Depois de desligar, ligou para outro número.
— Ah Yan, sou eu — disse Deng Wei.
— Tío Deng, o que há a esta hora? — perguntou Gui Yan.
— Acabei de saber que Lu Yaowen ajudou a Quanxing, tomou vários territórios da Hongxing. Não podemos deixar que Lu Yaowen domine sozinho Mong Kok — falou Deng Wei.
— Tío Deng, Lu Yaowen é nosso aliado, não podemos atacá-lo — argumentou Gui Yan.
— Está louco? Quem disse que quero atacá-lo? Ele é dos nossos, temos que ajudá-lo. Avise Ah Le para levar homens e apoiar Lu Yaowen. Tomem o máximo de territórios possível! — ordenou Deng Wei.
— Entendido, tío Deng, vou avisar Ah Le agora — respondeu Gui Yan, sorrindo.
— Muito bem — Deng Wei desligou e discou outro número.

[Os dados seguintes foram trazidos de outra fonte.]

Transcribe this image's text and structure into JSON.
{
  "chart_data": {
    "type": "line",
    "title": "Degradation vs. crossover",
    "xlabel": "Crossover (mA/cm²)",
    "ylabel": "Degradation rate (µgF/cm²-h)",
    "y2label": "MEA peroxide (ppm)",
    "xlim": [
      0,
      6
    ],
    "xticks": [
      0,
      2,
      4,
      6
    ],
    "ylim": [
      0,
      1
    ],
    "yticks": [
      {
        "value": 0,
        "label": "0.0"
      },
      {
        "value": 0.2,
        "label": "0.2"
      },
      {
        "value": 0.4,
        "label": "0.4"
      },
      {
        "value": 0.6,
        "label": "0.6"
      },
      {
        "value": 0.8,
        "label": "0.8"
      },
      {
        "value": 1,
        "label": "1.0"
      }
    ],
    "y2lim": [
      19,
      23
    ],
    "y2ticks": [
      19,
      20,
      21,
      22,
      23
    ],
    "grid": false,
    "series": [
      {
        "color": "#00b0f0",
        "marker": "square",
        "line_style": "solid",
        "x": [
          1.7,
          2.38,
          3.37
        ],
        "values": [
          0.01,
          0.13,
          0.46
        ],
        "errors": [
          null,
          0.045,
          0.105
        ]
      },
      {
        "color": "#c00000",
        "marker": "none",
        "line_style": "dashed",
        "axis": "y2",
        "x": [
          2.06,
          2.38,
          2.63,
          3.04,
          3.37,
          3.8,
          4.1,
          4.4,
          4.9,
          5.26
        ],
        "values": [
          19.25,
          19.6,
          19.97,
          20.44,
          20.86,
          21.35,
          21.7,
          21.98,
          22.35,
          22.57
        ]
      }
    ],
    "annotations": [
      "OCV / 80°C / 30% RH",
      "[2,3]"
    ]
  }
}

— Si Yan Tong, sou eu — disse.
— Fat Deng, o que há tão tarde? — respondeu Huang Shitong.
— Acabei de saber de tudo em Mong Kok... — Deng Wei repetiu o que dissera a Gui Yan, e concluiu: — Hoje não podemos deter Lu Yaowen, mas não podemos deixá-lo firmar-se em Mong Kok. Se ele dominar sozinho, ninguém mais será páreo para ele, nem mesmo eu e Da D juntos.
Do outro lado, Huang Shitong ficou em silêncio por alguns segundos.
— Entendi — disse, desligando antes que Deng Wei pudesse falar mais.
Ouvindo o tom de ocupado, Deng Wei olhou para o horizonte de Mong Kok e murmurou friamente:
— Lu Yaowen, quero ver até onde vai sua audácia!
Nota do autor: Tío Hai é personagem do filme “Alvo Duplo”.